[Intel-gfx] [PATCH 6/9] drm/i915/selftests: Force bonded submission to overlap

Fri Nov 22 10:03:49 UTC 2019

Quoting Tvrtko Ursulin (2019-11-22 09:34:34)
> 
> On 20/11/2019 13:29, Chris Wilson wrote:
> > Quoting Tvrtko Ursulin (2019-11-20 13:18:27)
> >>
> >> On 20/11/2019 12:59, Chris Wilson wrote:
> >>> Quoting Tvrtko Ursulin (2019-11-20 12:55:42)
> >>>>
> >>>> On 20/11/2019 09:32, Chris Wilson wrote:
> >>>>> Bonded request submission is designed to allow requests to execute in
> >>>>> parallel as laid out by the user. If the master request is already
> >>>>> finished before its bonded pair is submitted, the pair were not destined
> >>>>> to run in parallel and we lose the information about the master engine
> >>>>> to dictate selection of the secondary. If the second request was
> >>>>> required to be run on a particular engine in a virtual set, that should
> >>>>> have been specified, rather than left to the whims of a random
> >>>>> unconnected requests!
> >>>>>
> >>>>> In the selftest, I made the mistake of not ensuring the master would
> >>>>> overlap with its bonded pairs, meaning that it could indeed complete
> >>>>> before we submitted the bonds. Those bonds were then free to select any
> >>>>> available engine in their virtual set, and not the one expected by the
> >>>>> test.
> >>>>
> >>>> There is a submit await which ensures master is not runnable before
> >>>> bonded pairs are submitted. Why was that not enough? Are the sporadic
> >>>> test failures?
> >>>
> >>> One test is using the submit_await, the other does not. It takes the
> >>> background retire worker to run as we are submitting the secondaries...
> >>> But I have not noticed this failure before hooking up retirement to
> >>> process_csb. However, the issue is definitely present in the current
> >>> test.
> >>
> >> So what happens? Is this another issue limited to selftests? Because I
> >> don't see that uAPI itself can't be used in this way.
> > 
> > Since the master batch is already completed & signaled by the time we
> > submit the secondaries, the submit-fence is a dud and the secondaries
> > are not constrained in their engine selection.
> > 
> > i915_request_await_execution:
> >       if (test_bit(DMA_FENCE_FLAG_SIGNALED_BIT, &fence->flags))
> >               continue;
> >       else
> >               __i915_request_await_execution()
> > 
> > Now, our choice is either to drop the check on the signaled bit (and so
> > we will apply the bonding constrained from the already finished batch)
> > or not. Given that the master is already complete, I feel justified in
> > the current decision to ignore the constraint (since equally the fence
> > could already have been retired and so completely inaccessible), so chose
> > to fix the test instead.
> 
> Yes I agree it sounds okay to skip/ignore the constraint. But also seems 
> a valid test what this test was doing before since it exercises a 
> slightly different code path, or at least set of conditions.

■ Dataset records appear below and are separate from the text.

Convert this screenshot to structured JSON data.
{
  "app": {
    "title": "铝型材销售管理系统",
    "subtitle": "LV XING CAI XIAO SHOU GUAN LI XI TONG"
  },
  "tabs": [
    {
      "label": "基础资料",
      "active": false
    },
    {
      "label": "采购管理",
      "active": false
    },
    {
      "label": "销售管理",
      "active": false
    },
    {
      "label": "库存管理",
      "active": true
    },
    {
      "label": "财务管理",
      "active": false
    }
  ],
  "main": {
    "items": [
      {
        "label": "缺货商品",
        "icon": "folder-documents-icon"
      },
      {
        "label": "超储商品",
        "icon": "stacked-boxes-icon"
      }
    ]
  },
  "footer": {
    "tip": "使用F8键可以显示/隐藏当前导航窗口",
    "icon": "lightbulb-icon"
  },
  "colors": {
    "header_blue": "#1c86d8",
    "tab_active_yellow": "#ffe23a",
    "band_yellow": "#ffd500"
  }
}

What's the verification step? If we submit a bonded pair without a
submit-fence or a completed submit-fence, it's free to run on either?

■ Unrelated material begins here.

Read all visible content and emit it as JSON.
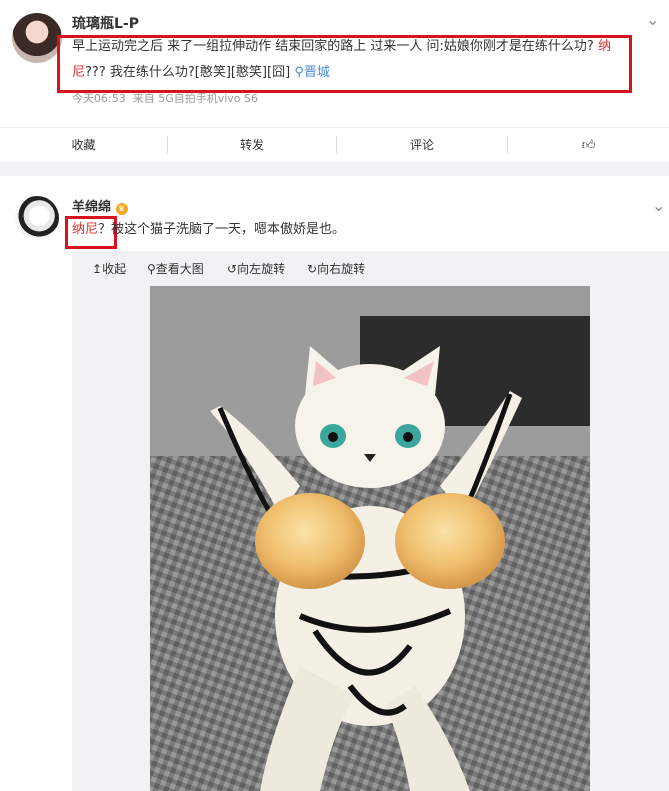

We're just testing that it degenerates into a normal submit.

	create stub (completed) fence [on bonded engines]
	rq = i915_request_create();
	i915_request_await_execution(rq, stub);
	if (fence_exists(rq, stub)) {
		FAIL;
	}
?

It doesn't even have to be a bonded setup.

> What do you think? Would it be hard to add this as 3rd flavour? Maybe 
> just a new flag and then allow spinner to finish as soon as is created 
> to keep the existing flow?

I'm a little worried that maybe it's enshrining an implementation detail
without a thorough userspace use case. I'm half waiting for somebody to
ask and then being able to determine what is the best approach here with
somebody that an has actual example and anticipated behaviour.

E.g. maybe we should make it a uAPI error? Although we can not
completely detect all signaled fences prior to submission -- as in some
cases the secondary engine may have to be delayed until it has a slot
(back to the nightmare of pipeline bubbles and whether we should stall
the bonded engines until the entire set is ready).

Maybe we should be keeping the bonding details around for as long as the
submit-fence exists and apply them even if the master is already
completed. I'm torn as to whether or not that is the better idea -- the
argument that one cannot tell between a completed fence and a
non-existent fence is compelling to me (given the implementation of
fences), but I can see how that would cause confusion to the user.

I'll try and summarise the discussion here and add that to the test.
-Chris